I got an edit this summer about something I wrote - I wrote that everything is important, and the editor (a very good editor! an appreciated edit!) asked me if I needed that to get my meaning across. I let it be changed because yes, everything mattering can feel numbing, but I still mean that. That everything matters, even if it can’t matter to you all at once. I do believe that. I think the moral calculus we all do is exhausting bullshit that we have to do to survive but it’s not something that comes naturally to me. My obsession over it is because I want to understand it as a system of leverage points, a kind of armor we carry, but seeking to understand it is not seeking to assimilate into it and make it mine. I still think everything matters, actually. If more people felt like everything mattered too, we would probably dismantle selfishness and self-involvement a little faster. That isn’t something I hope for anymore but it is something I think about and celebrate when I see it around.
I mostly hope for more sun now. I’m frightened of winter coming and decisions that will be made for me and the decisions I’ll have to make as a result? What about you? And perhaps more importantly: what are your suns?
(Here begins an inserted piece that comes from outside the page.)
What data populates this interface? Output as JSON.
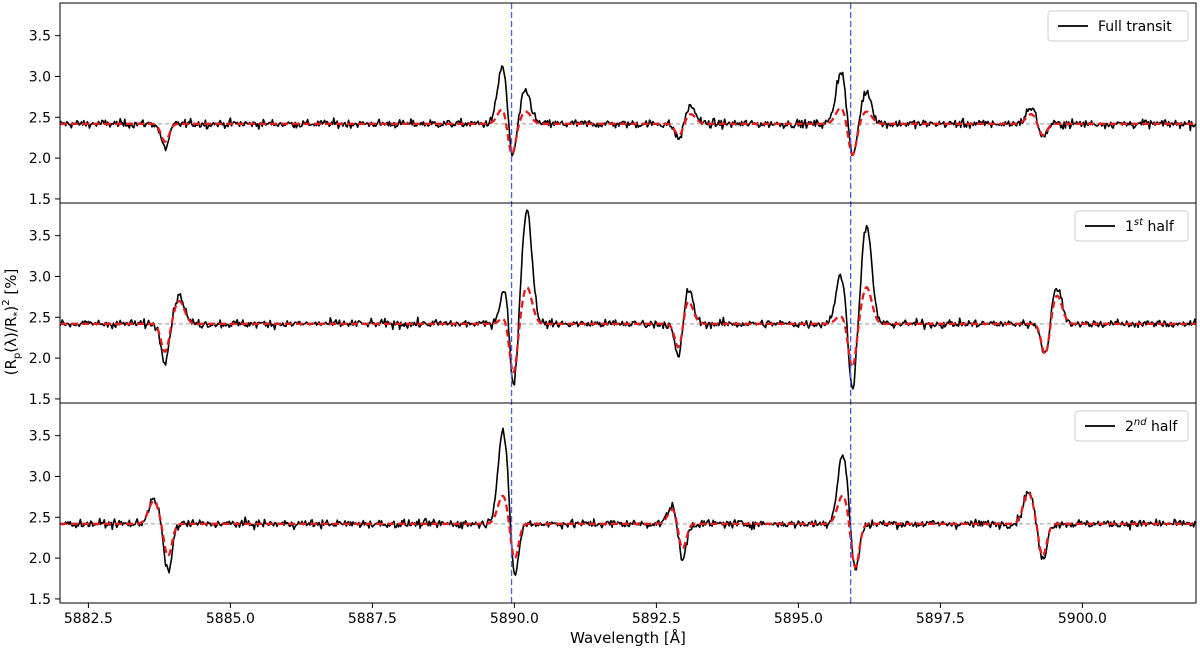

Read this while lying in bed on a mental health break from work because my hope buoy has been far away and mostly unreachable for a while now. Thanks for putting words to how I've been feeling. Most of my suns are in another country, with their own suns and distractions, while I am mostly isolated apart from my partner. We hold each other as best we can each day, while also trying to be gentle with each other if and when we need space. I selfishly hope we can go home for the holidays, but that hope is a double-edged blade since the mostly-impossibility of it hurts.
Your newsletter feels like a warm bath - soft and melancholic and calming and refreshing.
Thank you for your writing.
These sentences struck me, "I have been thinking about how I will be dealing with the week of the election, and the two forks in the road that we have to call the future. I do not feel good about either one and simply stare at the wall for long periods of time more and more."
I look to the future and see smoke rising. And I wonder how some of my close friends can be optimistic. Either way, there will be decisions made. Your words were a balm. Sending all the best your way.